Watch ‘Sunset’ During The Day

Jennifer Bowles Associated Press

After producing more than 3,000 hours of primetime programming over a 40-year television career, Aaron Spelling is plying new waters: daytime TV.

Introducing “Sunset Beach,” presented in the finest Spelling tradition of beautiful people doing nasty things in exotic settings. But don’t call it an afternoon version of “Baywatch.”

Why’s he exploring daytime? “I don’t know why … because it was there?” he replied, facetiously.

Actually, the idea for “Sunset Beach” emerged a couple years ago in a chat with Don Ohlmeyer, president of NBC West Coast.

“And then I started thinking about it and you know my daughter (actress Tori Spelling), she’s crazy about daytime.

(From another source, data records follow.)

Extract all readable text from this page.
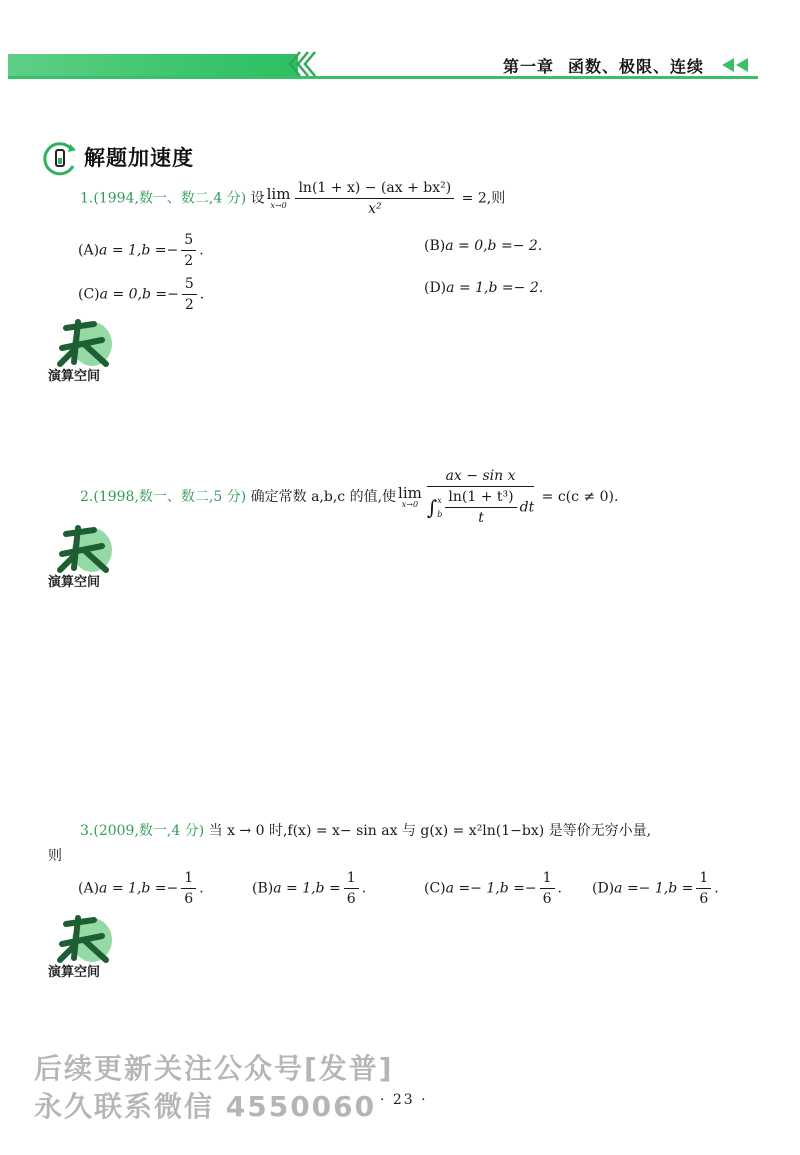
第一章 函数、极限、连续
解题加速度
1.(1994,数一、数二,4 分) 设 lim
$x\to 0 \frac{\text{ln(1 + x) − (ax + bx²)}}{\text{x²}} = 2$,则
$(A)a = 1,b =- \frac{5}{2}$ .	(B)a = 0,b =− 2.
$(C)a = 0,b =- \frac{5}{2}$ .	(D)a = 1,b =− 2.
演算空间
2.(1998,数一、数二,5 分) 确定常数 a,b,c 的值,使 lim
x→0
ax − sin x
∫x
b $\frac{\text{ln(1 + t³)}}{t}$ dt
= c(c ≠ 0).
演算空间
3.(2009,数一,4 分) 当 x → 0 时,f(x) = x− sin ax 与 g(x) = x²ln(1−bx) 是等价无穷小量,
则
$(A)a = 1,b =- \frac{1}{6}$ .	$(B)a = 1,b = \frac{1}{6}$ .	$(C)a =- 1,b =- \frac{1}{6}$ . $(D)a =- 1,b = \frac{1}{6}$ .
演算空间
后续更新关注公众号[发普]
永久联系微信 4550060 · 23 ·
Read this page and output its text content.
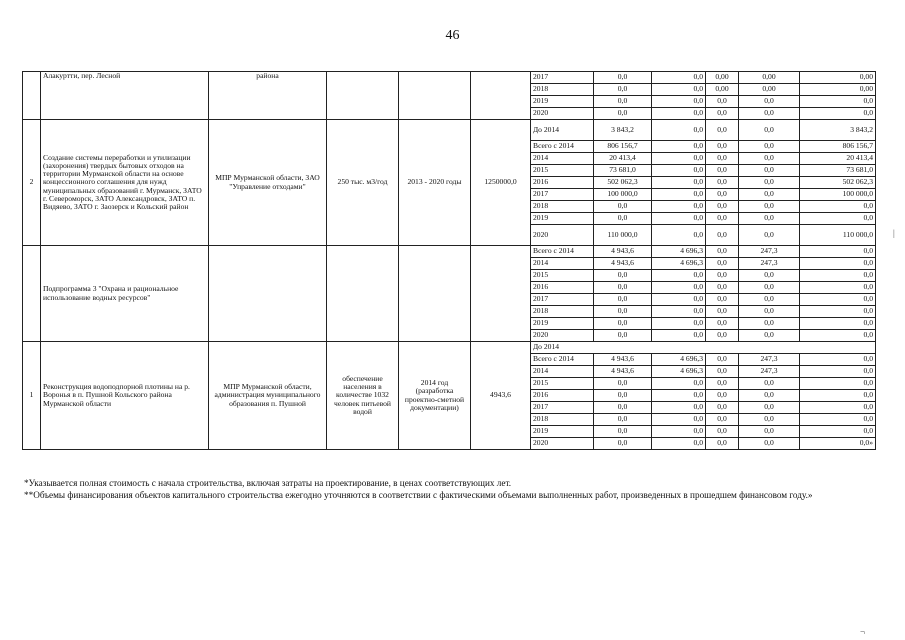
46
	Алакуртти, пер. Лесной	района				2017	0,0	0,0	0,00	0,00	0,00
						2018	0,0	0,0	0,00	0,00	0,00
						2019	0,0	0,0	0,0	0,0	0,0
						2020	0,0	0,0	0,0	0,0	0,0
2	Создание системы переработки и утилизации (захоронения) твердых бытовых отходов на территории Мурманской области на основе концессионного соглашения для нужд муниципальных образований г. Мурманск, ЗАТО г. Североморск, ЗАТО Александровск, ЗАТО п. Видяево, ЗАТО г. Заозерск и Кольский район	МПР Мурманской области, ЗАО "Управление отходами"	250 тыс. м3/год	2013 - 2020 годы	1250000,0	До 2014	3 843,2	0,0	0,0	0,0	3 843,2
						Всего с 2014	806 156,7	0,0	0,0	0,0	806 156,7
						2014	20 413,4	0,0	0,0	0,0	20 413,4
						2015	73 681,0	0,0	0,0	0,0	73 681,0
						2016	502 062,3	0,0	0,0	0,0	502 062,3
						2017	100 000,0	0,0	0,0	0,0	100 000,0
						2018	0,0	0,0	0,0	0,0	0,0
						2019	0,0	0,0	0,0	0,0	0,0
						2020	110 000,0	0,0	0,0	0,0	110 000,0
	Подпрограмма 3 "Охрана и рациональное использование водных ресурсов"					Всего с 2014	4 943,6	4 696,3	0,0	247,3	0,0
						2014	4 943,6	4 696,3	0,0	247,3	0,0
						2015	0,0	0,0	0,0	0,0	0,0
						2016	0,0	0,0	0,0	0,0	0,0
						2017	0,0	0,0	0,0	0,0	0,0
						2018	0,0	0,0	0,0	0,0	0,0
						2019	0,0	0,0	0,0	0,0	0,0
						2020	0,0	0,0	0,0	0,0	0,0
1	Реконструкция водоподпорной плотины на р. Воронья в п. Пушной Кольского района Мурманской области	МПР Мурманской области, администрация муниципального образования п. Пушной	обеспечение населения в количестве 1032 человек питьевой водой	2014 год (разработка проектно-сметной документации)	4943,6	До 2014					
						Всего с 2014	4 943,6	4 696,3	0,0	247,3	0,0
						2014	4 943,6	4 696,3	0,0	247,3	0,0
						2015	0,0	0,0	0,0	0,0	0,0
						2016	0,0	0,0	0,0	0,0	0,0
						2017	0,0	0,0	0,0	0,0	0,0
						2018	0,0	0,0	0,0	0,0	0,0
						2019	0,0	0,0	0,0	0,0	0,0
						2020	0,0	0,0	0,0	0,0	0,0»
*Указывается полная стоимость с начала строительства, включая затраты на проектирование, в ценах соответствующих лет.
**Объемы финансирования объектов капитального строительства ежегодно уточняются в соответствии с фактическими объемами выполненных работ, произведенных в прошедшем финансовом году.»
|
¬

She watches everything,” Spelling said. “So I thought it might be an interesting idea and we came up with ‘Sunset Beach.”’

“Like an idiot, I asked Don if he’d be ordering 13 or 22 episodes,” said Spelling, referring to the standard production contracts for nighttime series.

“And he said, ‘I’m ordering 250 hours,’ so that was my first shock,” Spelling said.

But daytime is not really that much of a stretch for Spelling. After all, this is the man who brings us such salacious nighttime fare as “Melrose Place” and “Savannah.”

And who can forget the wicked and wealthy who reigned in Spelling’s 1980s hit “Dynasty,” which he created along with then-partner Leonard Goldberg?

“Sunset Beach” premieres at 1:30 p.m. Monday on Spokane’s KHQ-TV, Channel 6.

If you’ve watched NBC at all recently, you couldn’t have missed those alluring ads suggesting a format something along these lines: Gorgeous, bare-chested men walking seductively along a beach or embracing shapely women in skimpy bikinis, all against a perpetually golden sunset.

Looks like daytime “Baywatch” to me, Aaron.

“No, gosh. I think I’d slit my throat,” Spelling said - before confessing to having two lifeguards in the cast.

But while “Baywatch” films its scenes along the star-studded shores of Santa Monica and Malibu, “Sunset Beach” shoots its exteriors 30 miles down the coast at less-glamorous Seal Beach.

With its pier and boardwalk, the quaint Orange County town radiates a feeling that “everybody on that beach knows each other,” Spelling said.

That helps the soap achieve one of it’s main objectives, said head writer and co-creator Robert Guza.

“What we tried to do is create a community, make the town itself a character,” he said. “Kind of like how Cicely, Alaska, was in ‘Northern Exposure.’ It’s a special place where people gravitate to and where the people live a little larger than life.”

The town also works well, Guza explained, in promoting the legend behind “Sunset Beach,” which goes something like this: “In the 1920s, a brokenhearted but handsome European aristocrat, Armando Deschanel, came to Southern California determined to start a new life. At Sunset Beach a beautiful woman dressed in black appeared at the water’s edge. Basking in the beauty of the setting sun, they fell in love. Armando built a beachfront castle as a monument to their eternal love. The castle no longer stands, but the legend continues.”

With this in mind, Spelling went about inhabiting the modern-day “Sunset Beach” with the typical daytime fare: a high-powered defense attorney (Sam Behrens) possessing the moral code of a snake, his beautiful but indifferent wife (Lesley-Anne Down), a mysterious European (Ashley Hamilton) - the spitting image of town founder Armando Deschanel, a crooked cop (Peter Barton), two male lifeguards (Casey Mitchum and Jason George) and the town’s confidant (Leigh Taylor-Young), who owns Elaine’s Waffle House and keeps the legend alive.

And let’s not forget Randy Spelling as the rebellious son of wealthy parents.

“Who’s that?” the elder Spelling asked coyly.

Randy Spelling, who also was cast in his father’s now-defunct show “Malibu Shores,” won’t confess much about his role.

“Well, my mom’s an alcoholic, I don’t get along with my father, and there is a murder that happens and I am semi a part of that. That’s all I can say,” said the 18-year-old.

Despite his TV veteran status, the elder Spelling actually admits to being a little anxious about his new project.

“I’m going to be a nervous wreck,” he said. “I hear it’s very hard to launch in daytime. We’ll find out.”

xxxx DAYTIME TV “Sunset Beach” premieres at 1:30 p.m. Monday on Spokane’s KHQ-TV, Channel 6.